Tuesday, January 25, 2011

Autistic & Unreliable Narrators, Day 2: Curious Incident of The Dog in the Nighttime

Yesterday's post was about a heavy-handed Asperger's narrator. Want to read a good exploration of autism? In The Curious Incident of the Dog in the Night-Time the main character just happens to be autistic. Unlike Mockingbird's main character, there's a plot beyond the autism aspect.

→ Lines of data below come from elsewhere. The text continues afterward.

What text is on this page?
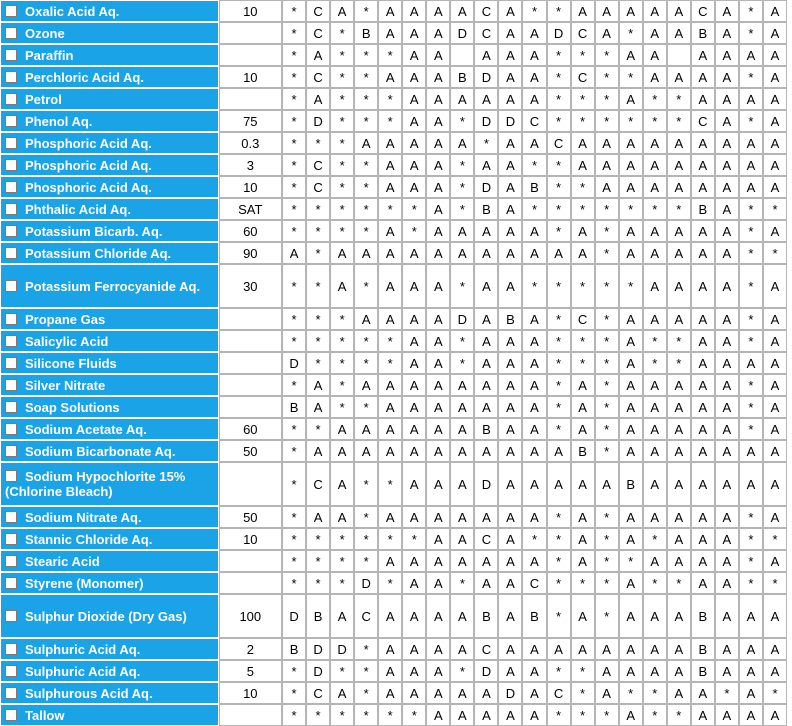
Oxalic Acid Aq.	10	*	C	A	*	A	A	A	A	C	A	*	*	A	A	A	A	A	C	A	*	A
Ozone		*	C	*	B	A	A	A	D	C	A	A	D	C	A	*	A	A	B	A	*	A
Paraffin		*	A	*	*	*	A	A		A	A	A	*	*	*	A	A		A	A	A	A
Perchloric Acid Aq.	10	*	C	*	*	A	A	A	B	D	A	A	*	C	*	*	A	A	A	A	*	A
Petrol		*	A	*	*	*	A	A	A	A	A	A	*	*	*	A	*	*	A	A	A	A
Phenol Aq.	75	*	D	*	*	*	A	A	*	D	D	C	*	*	*	*	*	*	C	A	*	A
Phosphoric Acid Aq.	0.3	*	*	*	A	A	A	A	A	*	A	A	C	A	A	A	A	A	A	A	A	A
Phosphoric Acid Aq.	3	*	C	*	*	A	A	A	*	A	A	*	*	A	A	A	A	A	A	A	A	A
Phosphoric Acid Aq.	10	*	C	*	*	A	A	A	*	D	A	B	*	*	A	A	A	A	A	A	A	A
Phthalic Acid Aq.	SAT	*	*	*	*	*	*	A	*	B	A	*	*	*	*	*	*	*	B	A	*	*
Potassium Bicarb. Aq.	60	*	*	*	*	A	*	A	A	A	A	A	*	A	*	A	A	A	A	A	*	A
Potassium Chloride Aq.	90	A	*	A	A	A	A	A	A	A	A	A	A	A	*	A	A	A	A	A	*	*
Potassium Ferrocyanide Aq.	30	*	*	A	*	A	A	A	*	A	A	*	*	*	*	*	A	A	A	A	*	A
Propane Gas		*	*	*	A	A	A	A	D	A	B	A	*	C	*	A	A	A	A	A	*	A
Salicylic Acid		*	*	*	*	*	A	A	*	A	A	A	*	*	*	A	*	*	A	A	*	A
Silicone Fluids		D	*	*	*	*	A	A	*	A	A	A	*	*	*	A	*	*	A	A	A	A
Silver Nitrate		*	A	*	A	A	A	A	A	A	A	A	*	A	*	A	A	A	A	A	*	A
Soap Solutions		B	A	*	*	A	A	A	A	A	A	A	*	A	*	A	A	A	A	A	*	A
Sodium Acetate Aq.	60	*	*	A	A	A	A	A	A	B	A	A	*	A	*	A	A	A	A	A	*	A
Sodium Bicarbonate Aq.	50	*	A	A	A	A	A	A	A	A	A	A	A	B	*	A	A	A	A	A	A	A
Sodium Hypochlorite 15% (Chlorine Bleach)		*	C	A	*	*	A	A	A	D	A	A	A	A	A	B	A	A	A	A	A	A
Sodium Nitrate Aq.	50	*	A	A	*	A	A	A	A	A	A	A	*	A	*	A	A	A	A	A	*	A
Stannic Chloride Aq.	10	*	*	*	*	*	*	A	A	C	A	*	*	A	*	A	*	A	A	A	*	*
Stearic Acid		*	*	*	*	A	A	A	A	A	A	A	*	A	*	*	A	A	A	A	*	A
Styrene (Monomer)		*	*	*	D	*	A	A	*	A	A	C	*	*	*	A	*	*	A	A	*	*
Sulphur Dioxide (Dry Gas)	100	D	B	A	C	A	A	A	A	B	A	B	*	A	*	A	A	A	B	A	A	A
Sulphuric Acid Aq.	2	B	D	D	*	A	A	A	A	C	A	A	A	A	A	A	A	A	B	A	A	A
Sulphuric Acid Aq.	5	*	D	*	*	A	A	A	*	D	A	A	*	*	A	A	A	A	B	A	A	A
Sulphurous Acid Aq.	10	*	C	A	*	A	A	A	A	A	D	A	C	*	A	*	*	A	A	*	A	*
Tallow		*	*	*	*	*	*	A	A	A	A	A	*	*	*	A	*	*	A	A	A	A
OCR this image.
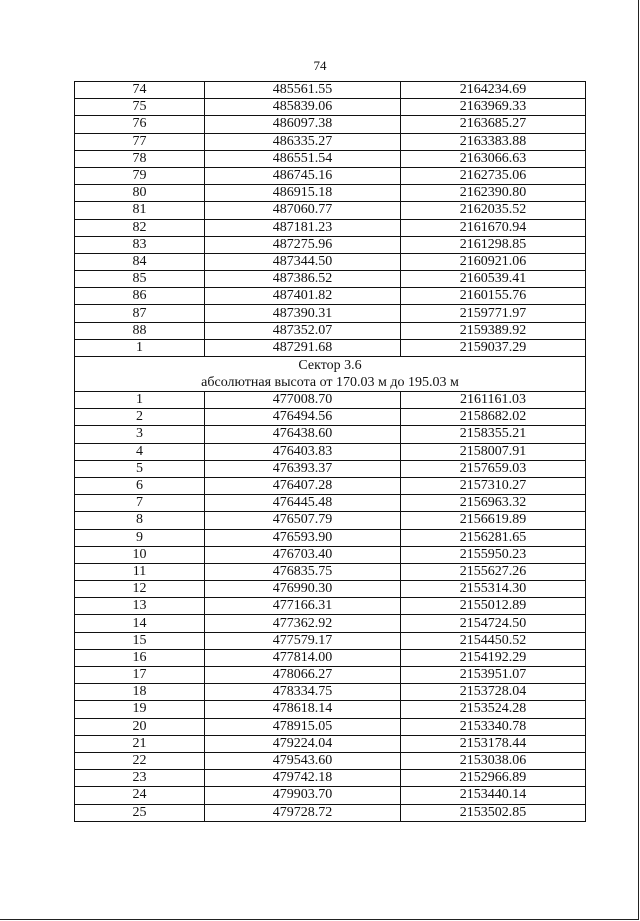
74
74	485561.55	2164234.69
75	485839.06	2163969.33
76	486097.38	2163685.27
77	486335.27	2163383.88
78	486551.54	2163066.63
79	486745.16	2162735.06
80	486915.18	2162390.80
81	487060.77	2162035.52
82	487181.23	2161670.94
83	487275.96	2161298.85
84	487344.50	2160921.06
85	487386.52	2160539.41
86	487401.82	2160155.76
87	487390.31	2159771.97
88	487352.07	2159389.92
1	487291.68	2159037.29

Сектор 3.6
абсолютная высота от 170.03 м до 195.03 м		

1	477008.70	2161161.03
2	476494.56	2158682.02
3	476438.60	2158355.21
4	476403.83	2158007.91
5	476393.37	2157659.03
6	476407.28	2157310.27
7	476445.48	2156963.32
8	476507.79	2156619.89
9	476593.90	2156281.65
10	476703.40	2155950.23
11	476835.75	2155627.26
12	476990.30	2155314.30
13	477166.31	2155012.89
14	477362.92	2154724.50
15	477579.17	2154450.52
16	477814.00	2154192.29
17	478066.27	2153951.07
18	478334.75	2153728.04
19	478618.14	2153524.28
20	478915.05	2153340.78
21	479224.04	2153178.44
22	479543.60	2153038.06
23	479742.18	2152966.89
24	479903.70	2153440.14
25	479728.72	2153502.85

Of course, through his autism, Christopher John Francis Boone - Curious Incident's protagonist - sees the world differently. Emotions confuse him so he still buys wholeheartedly into his father's lies, even at age 15. The dead neighbor's dog is an injustice in his highly logical world (the chapters are numbered in chronological prime numbers because he likes math). But because he loves Sherlock Holmes, Christopher wants to solve a mystery: why did the neighbor's dog die? Because the book starts as a mystery with an unusual narrator (and it is now said that Sherlock Holmes himself would be diagnosed with a form of high-functioning autism), it is wonderful. The author isn't trying to make a point about autism. His autistic narrator has a journey to explore. His youth and sheltered world-view make that journey unique. Curious Incident is an unusual hybrid: coming-of-age mystery. And it is highly recommended.